Sometimes in the middle of all the inferno I'd think I was dead or in hell. I often thought 
that."

"Them guns cawst them a lot," says Tommy. "It cawst 250 each loading. We used to 
be laying there in the trenches and to pass the time while they was firing at us we'd 
count up how much it was cawsting them. That's 17s. 6d., that bit of shrapnel! we'd say. 
And there goes another 5! They waste their shells something terrible too. There's thirty 
five-pound notes gone for nothing we'd reckon up sometimes when thirty shells had 
exploded in nothin' but mud!"

Then the wounded one tells us a funny story.

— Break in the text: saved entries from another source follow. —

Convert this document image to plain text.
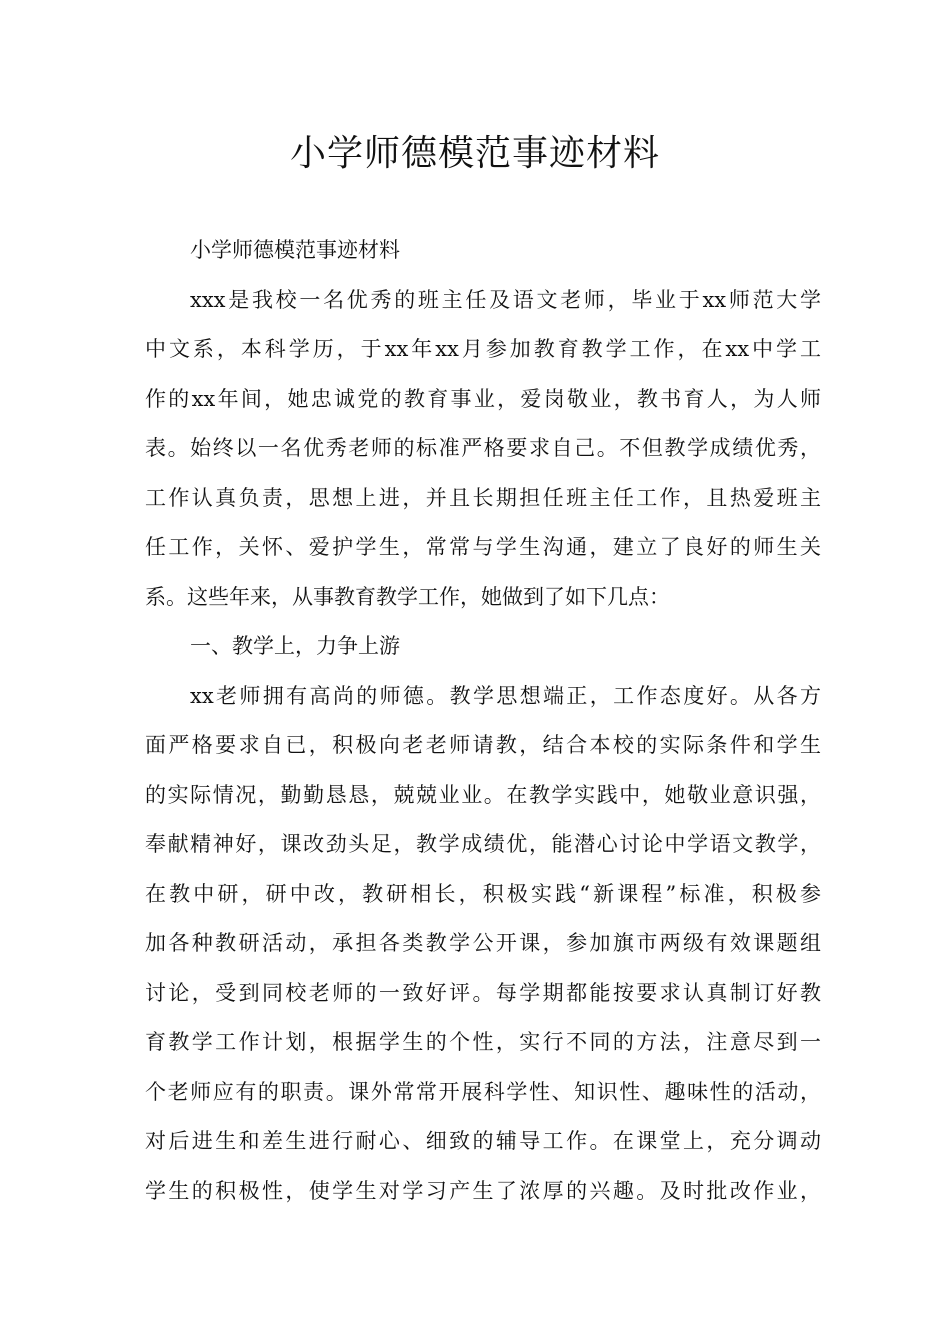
小学师德模范事迹材料
小学师德模范事迹材料
xxx是我校一名优秀的班主任及语文老师，毕业于xx师范大学
中文系，本科学历，于xx年xx月参加教育教学工作，在xx中学工
作的xx年间，她忠诚党的教育事业，爱岗敬业，教书育人，为人师
表。始终以一名优秀老师的标准严格要求自己。不但教学成绩优秀，
工作认真负责，思想上进，并且长期担任班主任工作，且热爱班主
任工作，关怀、爱护学生，常常与学生沟通，建立了良好的师生关
系。这些年来，从事教育教学工作，她做到了如下几点：
一、教学上，力争上游
xx老师拥有高尚的师德。教学思想端正，工作态度好。从各方
面严格要求自已，积极向老老师请教，结合本校的实际条件和学生
的实际情况，勤勤恳恳，兢兢业业。在教学实践中，她敬业意识强，
奉献精神好，课改劲头足，教学成绩优，能潜心讨论中学语文教学，
在教中研，研中改，教研相长，积极实践“新课程”标准，积极参
加各种教研活动，承担各类教学公开课，参加旗市两级有效课题组
讨论，受到同校老师的一致好评。每学期都能按要求认真制订好教
育教学工作计划，根据学生的个性，实行不同的方法，注意尽到一
个老师应有的职责。课外常常开展科学性、知识性、趣味性的活动，
对后进生和差生进行耐心、细致的辅导工作。在课堂上，充分调动
学生的积极性，使学生对学习产生了浓厚的兴趣。及时批改作业，
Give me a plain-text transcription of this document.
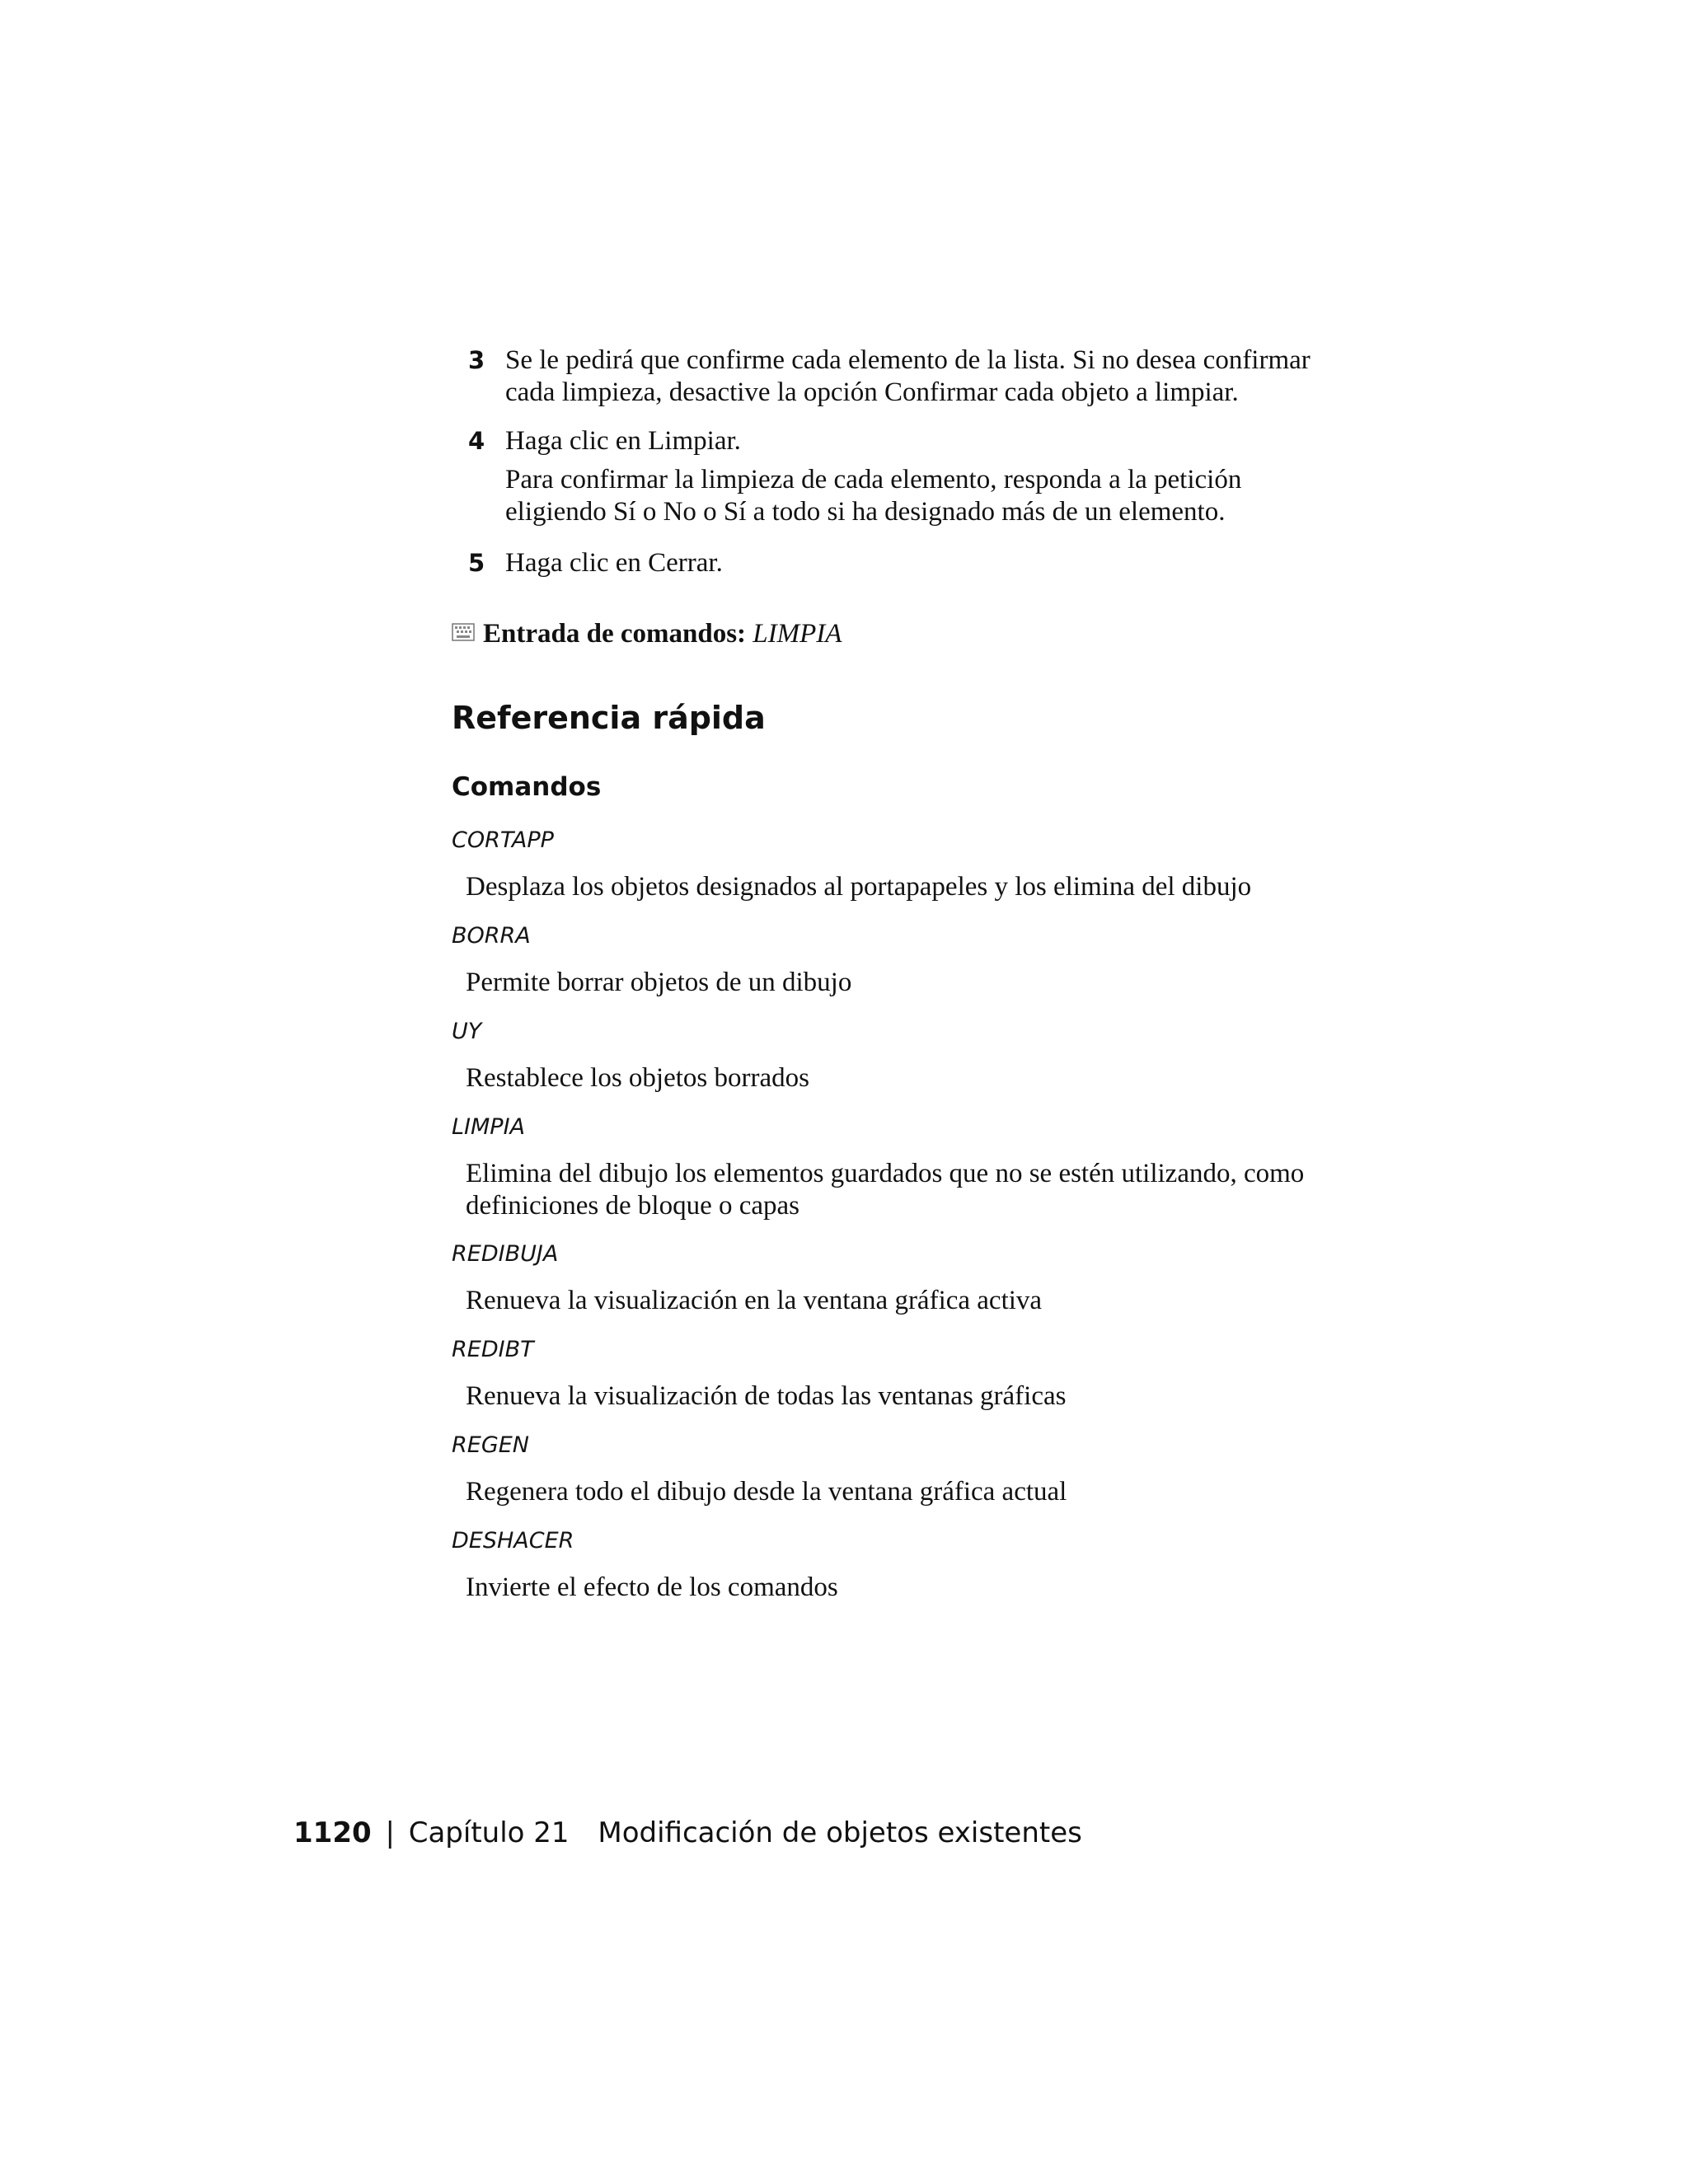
3 Se le pedirá que confirme cada elemento de la lista. Si no desea confirmar cada limpieza, desactive la opción Confirmar cada objeto a limpiar.
4 Haga clic en Limpiar.
Para confirmar la limpieza de cada elemento, responda a la petición eligiendo Sí o No o Sí a todo si ha designado más de un elemento.
5 Haga clic en Cerrar.
Entrada de comandos: LIMPIA
Referencia rápida
Comandos
CORTAPP
Desplaza los objetos designados al portapapeles y los elimina del dibujo
BORRA
Permite borrar objetos de un dibujo
UY
Restablece los objetos borrados
LIMPIA
Elimina del dibujo los elementos guardados que no se estén utilizando, como definiciones de bloque o capas
REDIBUJA
Renueva la visualización en la ventana gráfica activa
REDIBT
Renueva la visualización de todas las ventanas gráficas
REGEN
Regenera todo el dibujo desde la ventana gráfica actual
DESHACER
Invierte el efecto de los comandos
1120 | Capítulo 21 Modificación de objetos existentes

"I was getting messages in one day when this came through: 'The Turks are wearing fez 
and neutral trousers!' We couldn't make head or tail of the neutral trousers! So we 
pressed for an explanation. It came. 'The Turks are wearing fez, breaches of neutrality !"

.   

And while we are laughing the train runs into Victoria Station and the soldiers three leap 
joyously out into the rain-wet London night.

Then dear familiar words break on our ears, in a woman's voice.

"Any luggage, Mum!" says a woman porter.

And we know that old England is carrying on as usual!